Ordonnance n° 22/765
N° RG 22/00835 - N° Portalis DBVH-V-B7G-ITRP
J.L.D. NIMES
04 novembre 2022
[T] SE DISANT [D]
C/
LE PREFET DE L'HERAULT
COUR D'APPEL DE NÎMES
Cabinet du Premier Président
Ordonnance du 07 NOVEMBRE 2022
Nous, Madame Alexandra BERGER, Conseillère à la Cour d'Appel de NÎMES, conseiller désigné par le Premier Président de la Cour d'Appel de NÎMES pour statuer sur les appels des ordonnances des Juges des Libertés et de la Détention du ressort, rendues en application des dispositions des articles L 742-1 et suivants du Code de l'Entrée et du Séjour des Etrangers et du Droit de l'Asile (CESEDA), assisté de Mme Emmanuelle PRATX, Greffière,
Vu l'arrêté de M. Le Préfet de l'Hérault portant obligation de quitter le territoire national en date du 22 août 2022 notifié le 24 août 2022, ayant donné lieu à une décision de placement en rétention en date du 7 octobre 2022, notifiée le même jour à 9h25 concernant :
[T] se disant M. [O] [D]
né le 22 Juillet 2003 à LYBIE
de nationalité Algérienne
Vu l'ordonnance en date du 10 octobre 2022 rendue par le Juge des Libertés et de la Détention du Tribunal Judiciaire de Nîmes portant prolongation du maintien en rétention administrative de la personne désignée ci-dessus ;
Vu la requête reçue au Greffe du Juge des Libertés et de la Détention du Tribunal Judiciaire de Nîmes le 4 novembre 2022 à 9h06, enregistrée sous le N°RG 22/04907 présentée par M. le Préfet de l'Hérault ;
Vu l'ordonnance rendue le 04 Novembre 2022 à 15h21 par le Juge des Libertés et de la Détention du Tribunal de NÎMES sur seconde prolongation, qui a :
Ordonné pour une durée maximale de 30 jours commençant à l'expiration du précédent délai de 28 jours déjà accordé, le maintien dans les locaux ne relevant pas de l'administration pénitentiaire, de [T] se disant M. [O] [D];
Dit que la mesure de rétention prendra fin à l'expiration d'un délai de 30 jours à compter du 6 novembre 2022 à 9h25,
Vu l'appel de cette ordonnance interjeté par [T] se disant M. [O] [D] le 05 Novembre 2022 à 14h11 ;
Vu l'absence du Ministère Public près la Cour d'appel de NIMES régulièrement avisé ;
Vu l'absence du Préfet de l'Hérault, régulièrement convoqué,
Vu l'assistance de Monsieur [R] [E] interprète en langue arabe inscrit sur la liste des experts de la cour d'appel de Nîmes,
Vu la comparution de [T] se disant M. [O] [D], régulièrement convoqué ;
Vu la présence de Me Célestine BIFECK, avocat de [T] se disant M. [O] [D] qui a été entendu en sa plaidoirie ;
MOTIFS
Monsieur [O] [D] a reçu notification le 24 août 2022 d'un arrêté du Préfet de l'Hérault du 22 août 2022 lui faisant obligation de quitter le territoire national sans délai avec interdiction de retour pendant deux ans.

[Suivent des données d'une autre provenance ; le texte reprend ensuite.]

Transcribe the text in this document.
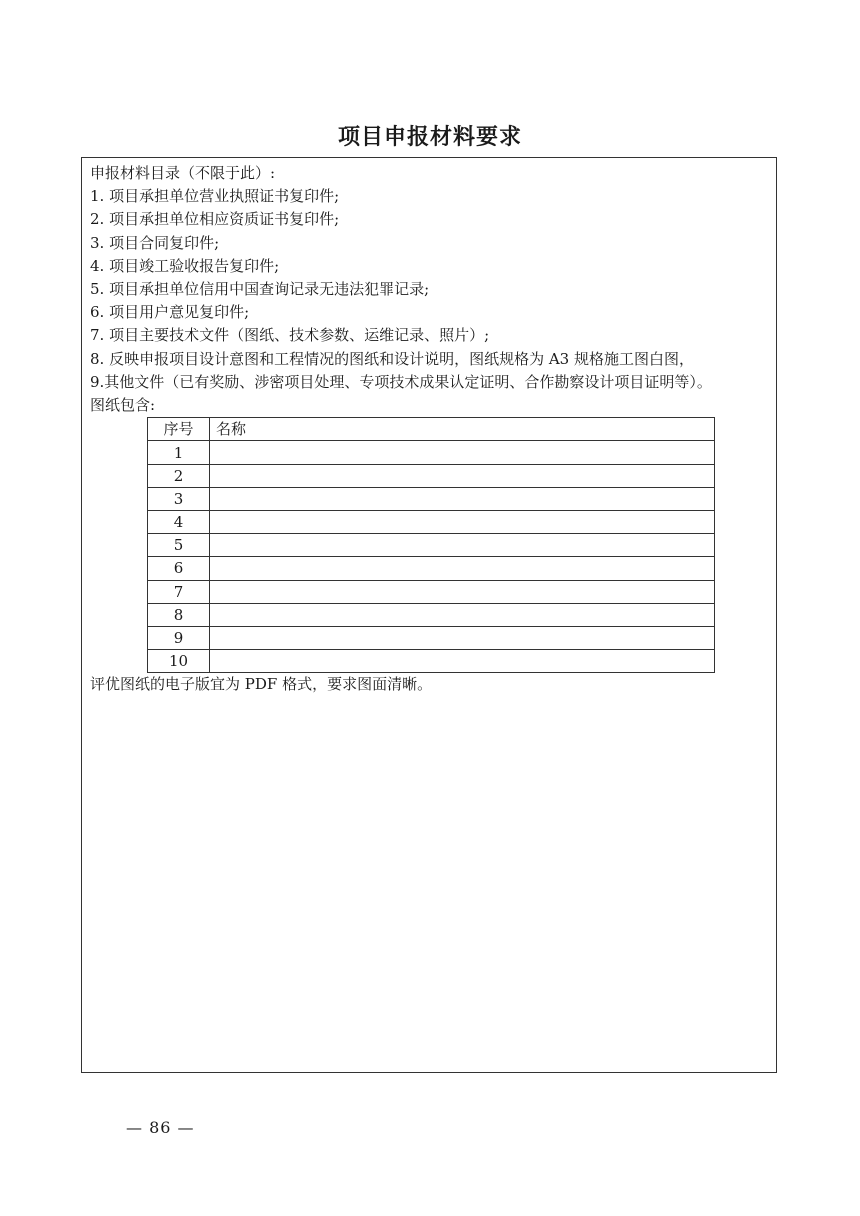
项目申报材料要求
申报材料目录（不限于此）:
1. 项目承担单位营业执照证书复印件;
2. 项目承担单位相应资质证书复印件;
3. 项目合同复印件;
4. 项目竣工验收报告复印件;
5. 项目承担单位信用中国查询记录无违法犯罪记录;
6. 项目用户意见复印件;
7. 项目主要技术文件（图纸、技术参数、运维记录、照片）;
8. 反映申报项目设计意图和工程情况的图纸和设计说明，图纸规格为 A3 规格施工图白图，
9.其他文件（已有奖励、涉密项目处理、专项技术成果认定证明、合作勘察设计项目证明等）。
图纸包含:
序号	名称
1	
2	
3	
4	
5	
6	
7	
8	
9	
10	
评优图纸的电子版宜为 PDF 格式，要求图面清晰。
— 86 —
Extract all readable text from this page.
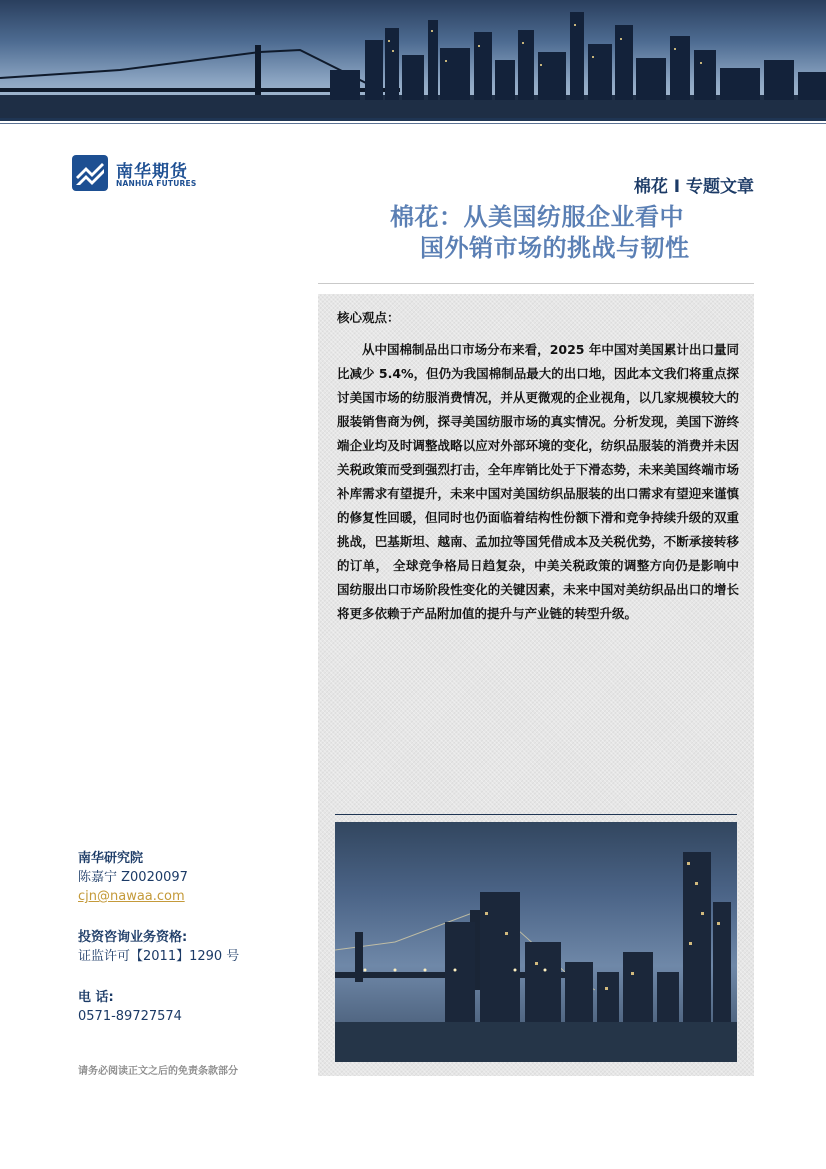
南华期货
NANHUA FUTURES	棉花 I 专题文章
棉花：从美国纺服企业看中
国外销市场的挑战与韧性
核心观点：

从中国棉制品出口市场分布来看，2025 年中国对美国累计出口量同比减少 5.4%，但仍为我国棉制品最大的出口地，因此本文我们将重点探讨美国市场的纺服消费情况，并从更微观的企业视角，以几家规模较大的服装销售商为例，探寻美国纺服市场的真实情况。分析发现，美国下游终端企业均及时调整战略以应对外部环境的变化，纺织品服装的消费并未因关税政策而受到强烈打击，全年库销比处于下滑态势，未来美国终端市场补库需求有望提升，未来中国对美国纺织品服装的出口需求有望迎来谨慎的修复性回暖，但同时也仍面临着结构性份额下滑和竞争持续升级的双重挑战，巴基斯坦、越南、孟加拉等国凭借成本及关税优势，不断承接转移的订单， 全球竞争格局日趋复杂，中美关税政策的调整方向仍是影响中国纺服出口市场阶段性变化的关键因素，未来中国对美纺织品出口的增长将更多依赖于产品附加值的提升与产业链的转型升级。

南华研究院
陈嘉宁 Z0020097
cjn@nawaa.com
投资咨询业务资格:
证监许可【2011】1290 号
电 话:
0571-89727574
请务必阅读正文之后的免责条款部分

A sa levée d'écrou le 7 octobre 2022 à 9h12, lui a également été notifié à 9h25 son placement en rétention en vertu d'un arrêté pris par la même préfecture le 7 octobre 2022.
Par requêtes du 8 octobre 2022, le Préfet de l'Hérault a saisi le Juge des libertés et de la détention du tribunal judiciaire de Nîmes d'une demande en prolongation de la mesure.
Par ordonnance prononcée le 10 octobre 2022 à 12h20, le Juge des libertés et de la détention de Nîmes a rejeté les exceptions de nullité soulevées ainsi que les moyens présentés par Monsieur [O] [D] et ordonné la prolongation de sa rétention administrative pour vingt-huit jours, décision confirmée en appel le 11 octobre 2022.
Par requête en date du 4 novembre 2022, le Préfet de l'HERAULT a sollicité que la mesure de rétention administrative de Monsieur [O] [D] soit de nouveau prolongée pour trente jours et le 4novembre 2022 à 15h21, le Juge des libertés et de la détention de Nîmes a fait droit à cette demande.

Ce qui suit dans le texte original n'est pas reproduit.